Location optimization, once financial advisors understand it, can be a great tool to save on taxes for clients, adding to their bottom line without taking on additional risk.

Location optimization, in basic terms, is locating specific types of investments in specific types of accounts to minimize taxes.

There are essentially three types of accounts: taxable, non-taxable and tax-deferred.

Taxable accounts are subject to tax as income is realized. Taxable bond interest, non-qualified dividends and short-term capital gains are all taxed at ordinary rates.

Long-term capital gains are taxed at capital gain rates only when sold.

Non-taxable accounts, such as Roth individual retirement accounts, never pay tax.

And tax-deferred accounts, such as IRAs and 401(k)s, are subject to ordinary tax only when distributions are made or when inherited.

Investments can be also categorized according to tax characteristics.

Some investments throw off continuing ordinary income, such as taxable bonds, while other investments are held primarily for appreciation. Still other investments are held for long-term growth.

By correctly matching the investment types to the most appropriate types of accounts, investors can save on both current and future taxes.

Typically, clients should hold tax-inefficient investments, such as bonds, in tax-deferred accounts. The interest won’t incur current taxes, and ordinary tax will only be paid on distribution.

That is OK because if held in the taxable account, it would have been subject to ordinary tax anyway.

Advisors should put clients’ appreciating investments, such as U.S. stock funds, in taxable accounts. They don't pay tax on appreciation until sold, at which point, gains will be taxed at capital gain rates.

If held in an IRA, the tax would eventually be paid at ordinary rates, equating to twice as much tax.

Finally, high-growth investments should be held in the Roth IRA to get the biggest benefit from the “forever” no-tax treatment.
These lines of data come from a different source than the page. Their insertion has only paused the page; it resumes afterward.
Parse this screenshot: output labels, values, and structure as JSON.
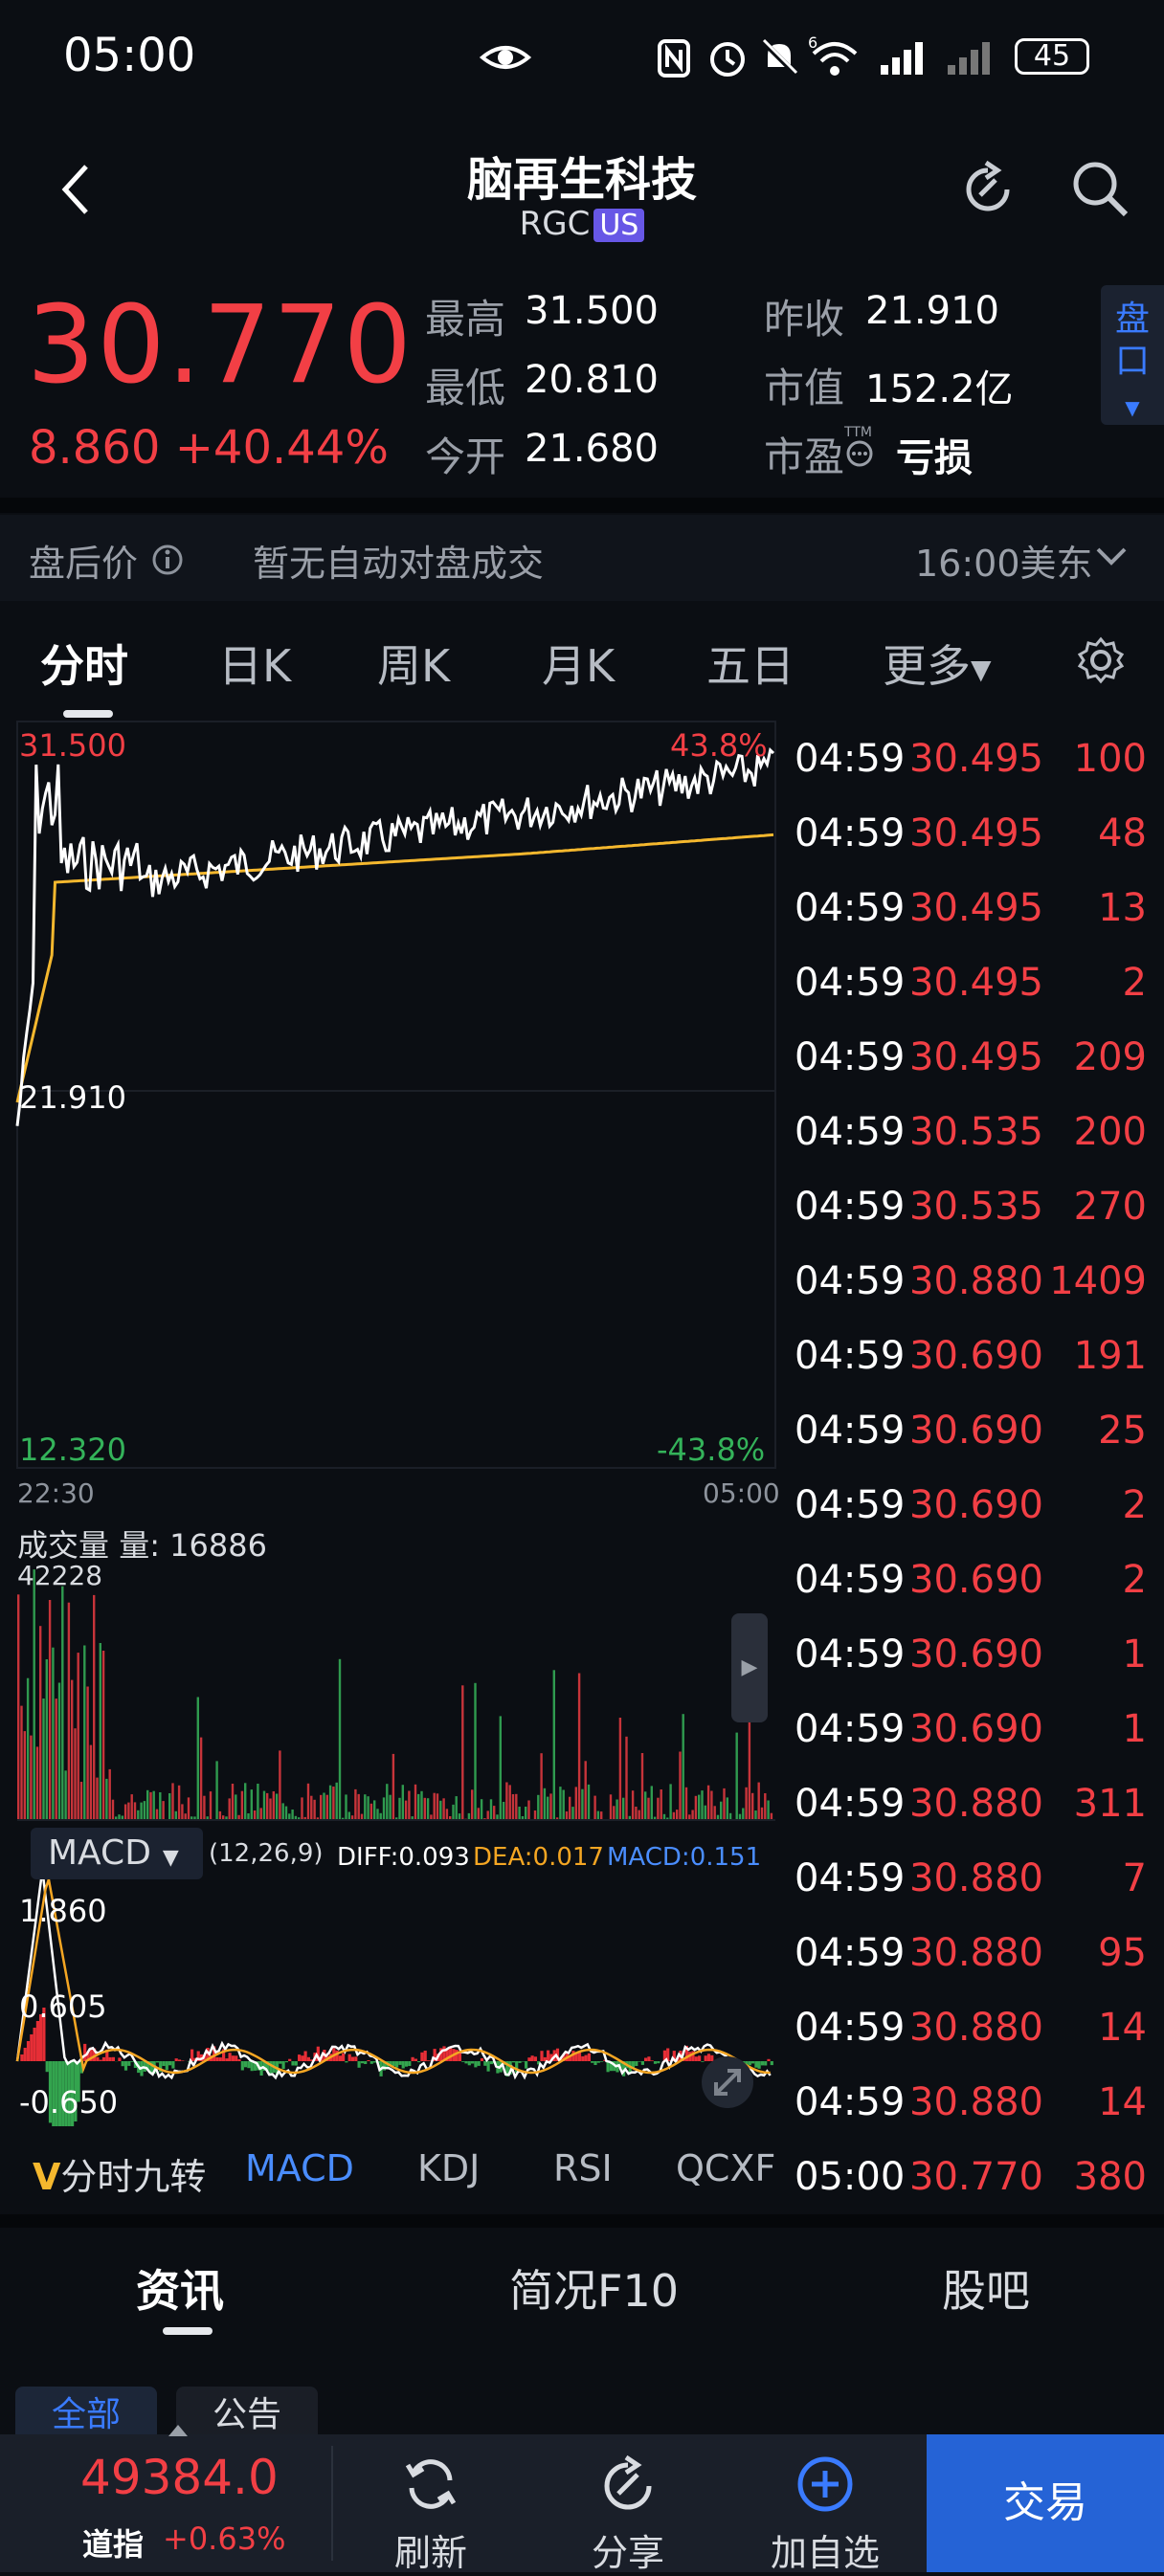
{
  "status_bar": {
    "time": "05:00",
    "battery": "45",
    "network": "6"
  },
  "header": {
    "title": "脑再生科技",
    "ticker": "RGC",
    "market_badge": "US"
  },
  "quote": {
    "price": "30.770",
    "change": "8.860",
    "change_pct": "+40.44%",
    "high_label": "最高",
    "high": "31.500",
    "low_label": "最低",
    "low": "20.810",
    "open_label": "今开",
    "open": "21.680",
    "prev_close_label": "昨收",
    "prev_close": "21.910",
    "mcap_label": "市值",
    "mcap": "152.2亿",
    "pe_label": "市盈",
    "pe_super": "TTM",
    "pe": "亏损",
    "pankou_label": "盘口"
  },
  "after_hours": {
    "label": "盘后价",
    "message": "暂无自动对盘成交",
    "time_zone": "16:00美东"
  },
  "chart_tabs": [
    "分时",
    "日K",
    "周K",
    "月K",
    "五日",
    "更多"
  ],
  "chart": {
    "y_high": "31.500",
    "y_mid": "21.910",
    "y_low": "12.320",
    "pct_high": "43.8%",
    "pct_low": "-43.8%",
    "t_start": "22:30",
    "t_end": "05:00",
    "volume_label": "成交量",
    "volume_current": "量: 16886",
    "volume_max": "42228",
    "macd_label": "MACD",
    "macd_params": "(12,26,9)",
    "diff": "DIFF:0.093",
    "dea": "DEA:0.017",
    "macd_val": "MACD:0.151",
    "macd_high": "1.860",
    "macd_mid": "0.605",
    "macd_low": "-0.650"
  },
  "ticks": [
    {
      "time": "04:59",
      "price": "30.495",
      "vol": "100"
    },
    {
      "time": "04:59",
      "price": "30.495",
      "vol": "48"
    },
    {
      "time": "04:59",
      "price": "30.495",
      "vol": "13"
    },
    {
      "time": "04:59",
      "price": "30.495",
      "vol": "2"
    },
    {
      "time": "04:59",
      "price": "30.495",
      "vol": "209"
    },
    {
      "time": "04:59",
      "price": "30.535",
      "vol": "200"
    },
    {
      "time": "04:59",
      "price": "30.535",
      "vol": "270"
    },
    {
      "time": "04:59",
      "price": "30.880",
      "vol": "1409"
    },
    {
      "time": "04:59",
      "price": "30.690",
      "vol": "191"
    },
    {
      "time": "04:59",
      "price": "30.690",
      "vol": "25"
    },
    {
      "time": "04:59",
      "price": "30.690",
      "vol": "2"
    },
    {
      "time": "04:59",
      "price": "30.690",
      "vol": "2"
    },
    {
      "time": "04:59",
      "price": "30.690",
      "vol": "1"
    },
    {
      "time": "04:59",
      "price": "30.690",
      "vol": "1"
    },
    {
      "time": "04:59",
      "price": "30.880",
      "vol": "311"
    },
    {
      "time": "04:59",
      "price": "30.880",
      "vol": "7"
    },
    {
      "time": "04:59",
      "price": "30.880",
      "vol": "95"
    },
    {
      "time": "04:59",
      "price": "30.880",
      "vol": "14"
    },
    {
      "time": "04:59",
      "price": "30.880",
      "vol": "14"
    },
    {
      "time": "05:00",
      "price": "30.770",
      "vol": "380"
    }
  ],
  "indicator_tabs": {
    "nine": "分时九转",
    "v": "V",
    "items": [
      "MACD",
      "KDJ",
      "RSI",
      "QCXF"
    ]
  },
  "news_tabs": [
    "资讯",
    "简况F10",
    "股吧"
  ],
  "sub_tabs": [
    "全部",
    "公告"
  ],
  "bottom": {
    "index_value": "49384.0",
    "index_name": "道指",
    "index_change": "+0.63%",
    "refresh": "刷新",
    "share": "分享",
    "add_watch": "加自选",
    "trade": "交易"
  },
  "colors": {
    "up": "#f23f45",
    "down": "#34b35a",
    "avg_line": "#f5b82e",
    "accent": "#2563d6"
  }
}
Because Roth IRAs are typically the last account to be tapped for distributions, they can ride out the short-term ups and downs.

To summarize the strategy: Hold high-growth investments in Roth IRAs to get the maximum benefit from non-taxable status. Hold appreciating assets in taxable accounts to defer tax on appreciation and only pay capital gains tax when sold, and hold tax-inefficient investments in the IRA to defer tax until distribution.

Location optimization is a win-win strategy, as it can save clients tax dollars and differentiate advisors from the competition.

Sheryl L. Rowling is principal at Rowling & Associates in San Diego.